California Gov. Gavin Newsom (D) nominated Assemblyman Rob Bonta (D) as the state's attorney general on Wednesday, making him the first Filipino American to hold the position in California's history.
Why it matters: Lawmakers are coming under pressure to mirror their constituent bases by appointing more people of color. The Asian American and Pacific Islander (AAPI) community has been vocal about a lack of representation in both federal and local offices, particularly after upticks in violence against Asian Americans throughout the pandemic and the Atlanta shootings that killed six Asian women.
Bonta, 48, represents Oakland, Alameda and San Leandro in the state legislature and was one of four names recommended for the position by the Asian Pacific Islander Legislative Caucus, the Los Angeles Times reports.
- Bonta, who will replace Health and Human Services Secretary Xavier Becerra, pushed to reform California's criminal justice system.
- After moving their family from the Philippines to the U.S., Bonta's parents worked as organizers for the United Farm Workers of America. Living close to founder César Chávez gave Bonta a close-up view of agricultural workers' fight for visibility.
What they're saying: "Rob Bonta has been front and center on issues across the spectrum," Newsom said at a press conference on Wednesday. "He's a remarkable person ... A person of character. A person of honor. A person of justice."
"Throughout California history, so many of us have felt the sting of hate and discrimination," Bonta said, citing spikes in violence against Asian people. "I have.
- "Asian, Latino, Black, Native American, LGBTQ, Jewish, Muslim, Sikh, so many of us have been targeted and attacked because of who we are, where we're from and who we love. But that hate has not defined who we are or what we can achieve."
Between the lines: Newsom, a Democrat, is trying to fend off a recall campaign and shore up alliances.

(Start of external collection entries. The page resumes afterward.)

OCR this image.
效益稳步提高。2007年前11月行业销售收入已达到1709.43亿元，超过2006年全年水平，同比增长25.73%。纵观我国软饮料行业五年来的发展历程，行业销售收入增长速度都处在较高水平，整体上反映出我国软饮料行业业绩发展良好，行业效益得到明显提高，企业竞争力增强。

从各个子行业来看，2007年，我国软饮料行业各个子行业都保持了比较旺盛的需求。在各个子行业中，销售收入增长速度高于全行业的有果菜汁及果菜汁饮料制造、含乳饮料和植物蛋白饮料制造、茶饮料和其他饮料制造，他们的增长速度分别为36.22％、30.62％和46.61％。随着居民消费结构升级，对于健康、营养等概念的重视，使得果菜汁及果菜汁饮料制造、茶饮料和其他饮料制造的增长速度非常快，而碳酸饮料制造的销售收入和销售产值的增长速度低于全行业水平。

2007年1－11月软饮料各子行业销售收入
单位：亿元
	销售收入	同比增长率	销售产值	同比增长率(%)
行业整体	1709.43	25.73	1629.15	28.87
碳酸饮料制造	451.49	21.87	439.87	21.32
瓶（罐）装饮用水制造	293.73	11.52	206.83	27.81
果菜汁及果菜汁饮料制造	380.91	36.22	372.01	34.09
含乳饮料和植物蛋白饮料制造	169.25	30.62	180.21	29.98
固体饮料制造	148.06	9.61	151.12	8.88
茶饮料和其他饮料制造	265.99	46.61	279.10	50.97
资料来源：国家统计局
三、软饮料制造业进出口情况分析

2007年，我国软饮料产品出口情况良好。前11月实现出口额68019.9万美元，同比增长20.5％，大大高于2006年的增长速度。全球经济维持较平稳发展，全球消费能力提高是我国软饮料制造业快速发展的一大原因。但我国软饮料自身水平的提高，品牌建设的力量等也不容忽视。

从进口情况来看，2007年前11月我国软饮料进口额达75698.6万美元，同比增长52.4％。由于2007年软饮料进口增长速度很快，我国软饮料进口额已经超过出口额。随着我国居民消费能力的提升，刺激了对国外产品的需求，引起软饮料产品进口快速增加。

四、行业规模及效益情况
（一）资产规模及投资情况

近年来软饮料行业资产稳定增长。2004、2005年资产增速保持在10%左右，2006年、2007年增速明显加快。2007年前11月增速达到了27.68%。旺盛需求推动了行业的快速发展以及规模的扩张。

- Meanwhile, Asian Americans in national politics are seeking more seats at the table. Sens. Tammy Duckworth (D-Ill.) and Mazie Hirono's (D-Hawaii) ultimatum on Tuesday pushed President Biden to commit to tapping more AAPI leaders for high-level administration roles.
Context: AAPI groups in California have pushed Newsom to appoint an AAPI attorney general since January.
- After naming ex-Secretary of State Alex Padilla to the U.S. Senate, Newsom tapped former Assemblywoman Shirley Weber as the state's top elections official, making her the first Black woman in the role.
- Bonta joins one of the most diverse state attorney generals electorates in history, Axios' Russell Contreras pointed out.
The big picture: "More than 22 million people make up the API community nationwide. Approximately one-third of Asian Americans live in California, making up 16% of the population," according to the state's 2020 census.
- AAPI advocates and elected officials have said that an AAPI attorney general could help mend strained relations between immigrant groups and law enforcement, especially as racism against Asian people continues to plague the country.
What to watch: Bonta's nomination is subject to confirmation by the state’s Assembly and Senate within 90 days.